Even as he excoriates the American left for its vacuous cowardice, Hedges has repeatedly called for a new American revolution. Now he fears that “the revolt may be right-wing. It may have heavy overtones of fascism. It may cement into place a frightening police state. But that a revolt is coming is incontrovertible. The absurdity of the election proves it.”
As I pumped gas the other day, a guy at the next pump remarked on the upcoming “Super Tuesday” primaries. He was a non-union worker driving a battered pick-up. (He had to be non-union, because union workers are as rare as penguins here in southern New Mexico.) “I’m for Bernie,” he said. “Hillary’s a f——-g bitch.” He and all his fellow workers are lifelong Democrats, he said, but if the party nominated Clinton “we’ll all go over to Trump.”

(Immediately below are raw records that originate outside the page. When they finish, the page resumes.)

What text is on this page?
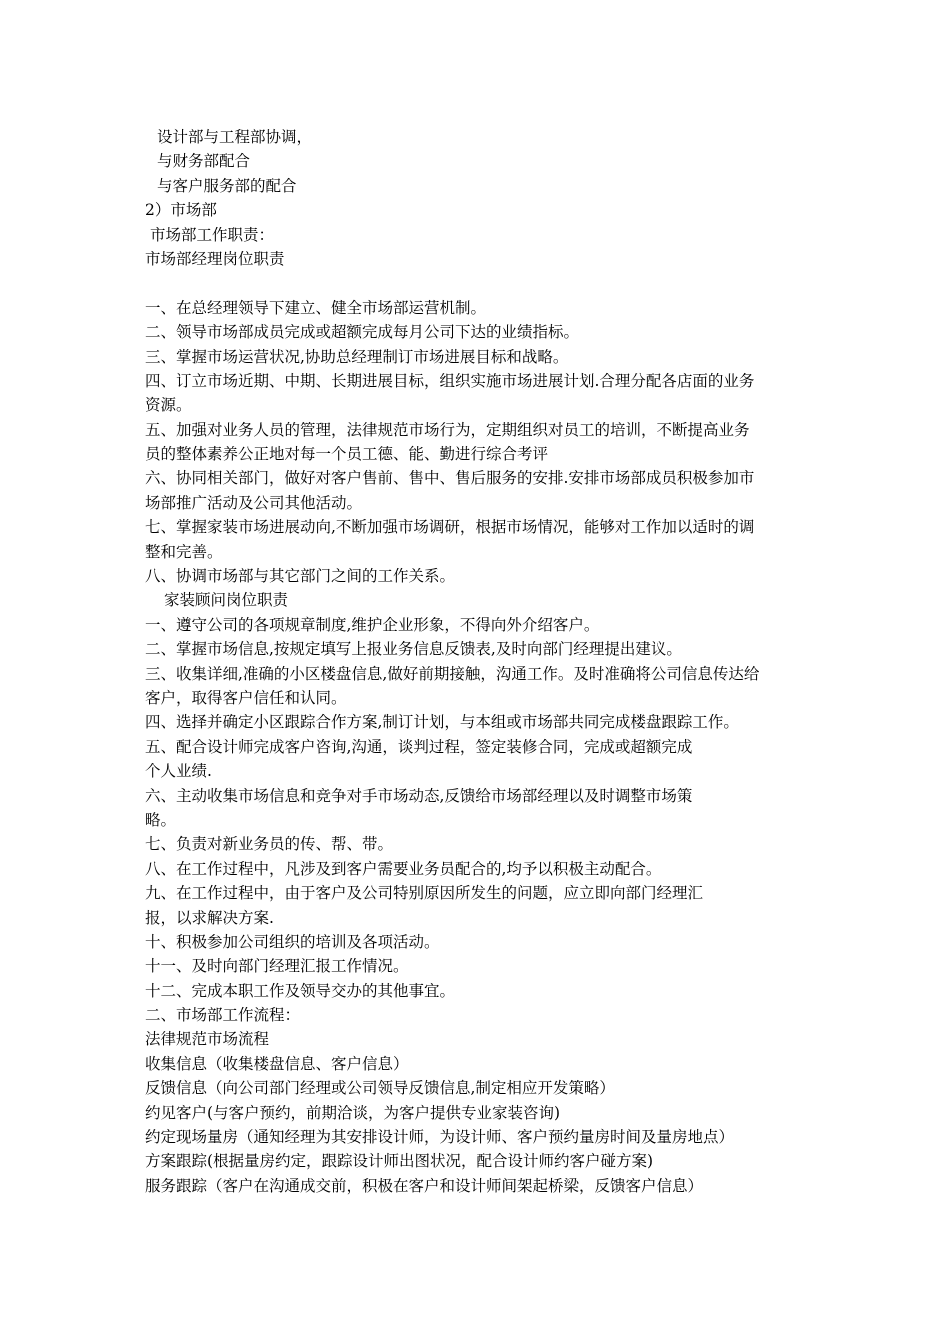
设计部与工程部协调，
与财务部配合
与客户服务部的配合
2）市场部
市场部工作职责：
市场部经理岗位职责
一、在总经理领导下建立、健全市场部运营机制。
二、领导市场部成员完成或超额完成每月公司下达的业绩指标。
三、掌握市场运营状况,协助总经理制订市场进展目标和战略。
四、订立市场近期、中期、长期进展目标，组织实施市场进展计划.合理分配各店面的业务
资源。
五、加强对业务人员的管理，法律规范市场行为，定期组织对员工的培训，不断提高业务
员的整体素养公正地对每一个员工德、能、勤进行综合考评
六、协同相关部门，做好对客户售前、售中、售后服务的安排.安排市场部成员积极参加市
场部推广活动及公司其他活动。
七、掌握家装市场进展动向,不断加强市场调研，根据市场情况，能够对工作加以适时的调
整和完善。
八、协调市场部与其它部门之间的工作关系。
家装顾问岗位职责
一、遵守公司的各项规章制度,维护企业形象，不得向外介绍客户。
二、掌握市场信息,按规定填写上报业务信息反馈表,及时向部门经理提出建议。
三、收集详细,准确的小区楼盘信息,做好前期接触，沟通工作。及时准确将公司信息传达给
客户，取得客户信任和认同。
四、选择并确定小区跟踪合作方案,制订计划，与本组或市场部共同完成楼盘跟踪工作。
五、配合设计师完成客户咨询,沟通，谈判过程，签定装修合同，完成或超额完成
个人业绩.
六、主动收集市场信息和竞争对手市场动态,反馈给市场部经理以及时调整市场策
略。
七、负责对新业务员的传、帮、带。
八、在工作过程中，凡涉及到客户需要业务员配合的,均予以积极主动配合。
九、在工作过程中，由于客户及公司特别原因所发生的问题，应立即向部门经理汇
报，以求解决方案.
十、积极参加公司组织的培训及各项活动。
十一、及时向部门经理汇报工作情况。
十二、完成本职工作及领导交办的其他事宜。
二、市场部工作流程：
法律规范市场流程
收集信息（收集楼盘信息、客户信息）
反馈信息（向公司部门经理或公司领导反馈信息,制定相应开发策略）
约见客户(与客户预约，前期洽谈，为客户提供专业家装咨询)
约定现场量房（通知经理为其安排设计师，为设计师、客户预约量房时间及量房地点）
方案跟踪(根据量房约定，跟踪设计师出图状况，配合设计师约客户碰方案)
服务跟踪（客户在沟通成交前，积极在客户和设计师间架起桥梁，反馈客户信息）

He reminded me of what Hedges had written that very day:
“There are tens of millions of Americans, especially lower-class whites, rightfully enraged at what has been done to them, their families and their communities. They have risen up to reject the neoliberal policies and political correctness imposed on them by college-educated elites from both political parties: Lower-class whites are embracing an American fascism.
“These Americans want a kind of freedom—a freedom to hate. They want the freedom to use words like “nigger,” “kike,” “spic,” “chink,” “raghead” and “fag.” They want the freedom to idealize violence and the gun culture. They want the freedom to have enemies, to physically assault Muslims, undocumented workers, African-Americans, homosexuals and anyone who dares criticize their cryptofascism. They want the freedom to celebrate historical movements and figures that the college-educated elites condemn, including the Ku Klux Klan and the Confederacy. They want the freedom to ridicule and dismiss intellectuals, ideas, science and culture. They want the freedom to silence those who have been telling them how to behave. And they want the freedom to revel in hypermasculinity, racism, sexism and white patriarchy. These are the core sentiments of fascism.”
I suggested to my gas-pump neighbor that instead of switching over to Trump, he and his friends might want to consider the Green Party candidacy of Jill Stein. He didn’t know who Jill Stein was and didn’t care.
“We got rights,” he said. “But people like Hillary don’t give a shit about us. We’re gonna go with somebody who cares about us.”